El leve corazón: de Marguerite Duras a Milan Kundera


Por Margarita Hernández Martínez

Para Milan Kundera (Brno, 1929), la idea contemporánea del amor conlleva algo de ridículo. Para Marguerite Duras (Saigón, 1914 - París, 1996), se desarrolla en un lenguaje incandescente. Metáfora o transgresión; invasión del cuerpo privado o recuperación del Edén subvertido; el amor se insinúa, desde la más añeja tradición cultural, como vía de acceso a nuestra trinchera originaria: el consuelo de la soledad, la cercanía de los cuerpos, el ejercicio de la fertilidad, la posibilidad de plantear un afán y un destino. Sin embargo, en la sociedad contemporánea, también se ha convertido en piedra y tropiezo; en cárcel y rápida carencia. Por tanto, su reciente condición pasajera ha generado toda clase de discusiones, desde la psicología renovada hasta las artes antiguas.

Acunado en Provenza y arrullado por la corte de Leonor de Aquitania, el amor nació en la literatura; de ahí que su representación artística se encuentre indisolublemente ligada a su fortuna. En el trajín de las palabras, el amor se ha transfigurado, de atracción fatal e irresistible entre un audaz caballero y una dama casada, en laberíntica controversia entre pasión y razón; en conflicto histórico permeado de máscaras y complejidades.

Para volver a comprenderlo –aunque sea desde una de sus múltiples vertientes–, habría que aventurarse en la poética personal de dos escritores que, desde su época –casi coincidente: entre la guerra y el exilio–, su perspectiva –en apariencia contradictoria: de la forcejeante convención a la atrevida ironía– y su visión de la literatura –como autobiografía ficcional o instrumento de exploración–, han destacado por su particular percepción del amor. El corpus de su obra literaria, gravitando entre la transgresión y el canon, consigue resumir las oscilaciones de la pasión amorosa y proyectar su influjo en la experiencia cotidiana. De esta manera, entre Marguerite Duras y Milan Kundera, se erigen las sombras de un leve corazón, capaz de abrigar las alas de la pesadumbre posmoderna.

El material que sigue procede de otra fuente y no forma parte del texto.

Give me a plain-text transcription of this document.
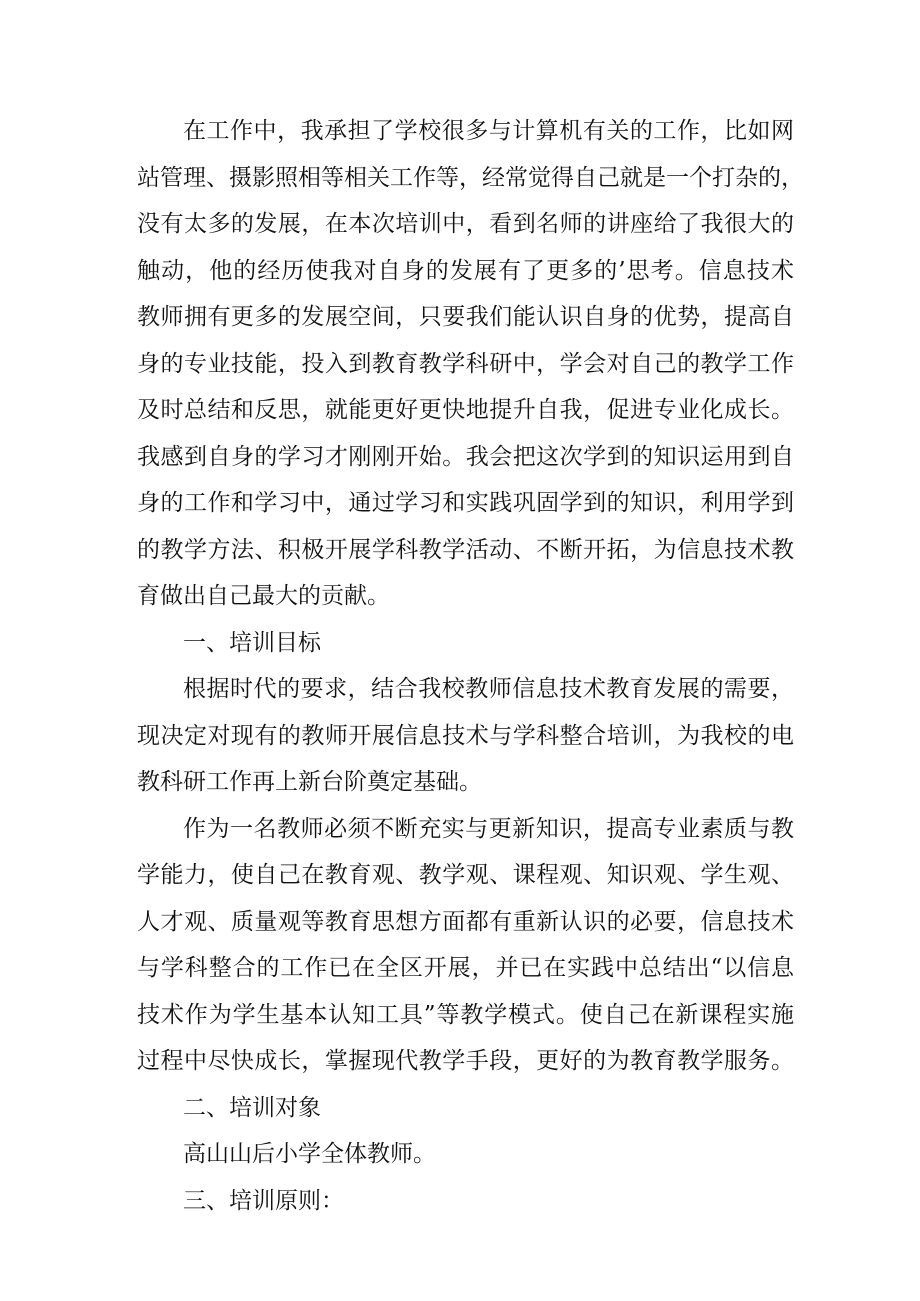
在工作中，我承担了学校很多与计算机有关的工作，比如网
站管理、摄影照相等相关工作等，经常觉得自己就是一个打杂的，
没有太多的发展，在本次培训中，看到名师的讲座给了我很大的
触动，他的经历使我对自身的发展有了更多的’思考。信息技术
教师拥有更多的发展空间，只要我们能认识自身的优势，提高自
身的专业技能，投入到教育教学科研中，学会对自己的教学工作
及时总结和反思，就能更好更快地提升自我，促进专业化成长。
我感到自身的学习才刚刚开始。我会把这次学到的知识运用到自
身的工作和学习中，通过学习和实践巩固学到的知识，利用学到
的教学方法、积极开展学科教学活动、不断开拓，为信息技术教
育做出自己最大的贡献。
一、培训目标
根据时代的要求，结合我校教师信息技术教育发展的需要，
现决定对现有的教师开展信息技术与学科整合培训，为我校的电
教科研工作再上新台阶奠定基础。
作为一名教师必须不断充实与更新知识，提高专业素质与教
学能力，使自己在教育观、教学观、课程观、知识观、学生观、
人才观、质量观等教育思想方面都有重新认识的必要，信息技术
与学科整合的工作已在全区开展，并已在实践中总结出“以信息
技术作为学生基本认知工具”等教学模式。使自己在新课程实施
过程中尽快成长，掌握现代教学手段，更好的为教育教学服务。
二、培训对象
高山山后小学全体教师。
三、培训原则：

En el ataúd de los cuerpos:
El amante
y El amante de la China del Norte


Dicta el lugar común que leer la obra de Marguerite Duras equivale a sondear en su propia personalidad. No obstante, una afirmación tan ligera olvida los matices de la ficción, gracias a los cuales esta densa autobiografía se transforma en un universo independiente, cuyas reglas se construyen alrededor de un conjunto de procedimientos literarios constantes: un lenguaje de transparencia lírica, una sintaxis cuidadosamente dislocada y una trama que gira eternizada en sí misma y explora, en los límites de la observación, el agotamiento de sus posibilidades.

Pese a esta suma de recurrencias –que le confieren un aura de aparente estatismo–, la poética de Duras toca sus extremos en dos novelas fundamentales: El amante y El amante de la China del Norte. Escritas con siete años de diferencia, representan dos polos que convergen alrededor del mismo tema: el amor iniciático y combativo entre una joven estudiante francesa –personificación ficcional de la propia Duras– y un maduro chino millonario.

En el primer caso, la narración se aproxima a las estrategias del nouveau roman; en el segundo, adopta un tono aclaratorio y confesional. En consecuencia, se transporta de la más pura experimentación –centrada en una ambigua combinación de narradores y en la superposición de planos alrededor de un mismo acontecimiento– a la serena decantación de técnicas específicas, con lo cual produce un estilo enteramente personal, inconfundible e intraducible.

Sin embargo, más allá de sus novedades estructurales, las obras de Duras ofrecen una visión más bien convencional del amor. Concebido como una pasión devastadora –ante la cual se pierde la dimensión de las defensas morales y los frenos sociales–, consume la voluntad de los amantes. Éstos, cegados por su deslumbrante intensidad, se dejan arrastrar hacia el mutismo, el aislamiento y la anulación de sus personalidades individuales, las cuales quedan diluidas en los tibios restos del lecho amoroso. En este sentido, las novelas de Duras encarnan los planteamientos teóricos de Amor y Occidente, ensayo publicado por Denis de Rougemont (Neuchâtel, 1906 - Ginebra, 1985) en 1938.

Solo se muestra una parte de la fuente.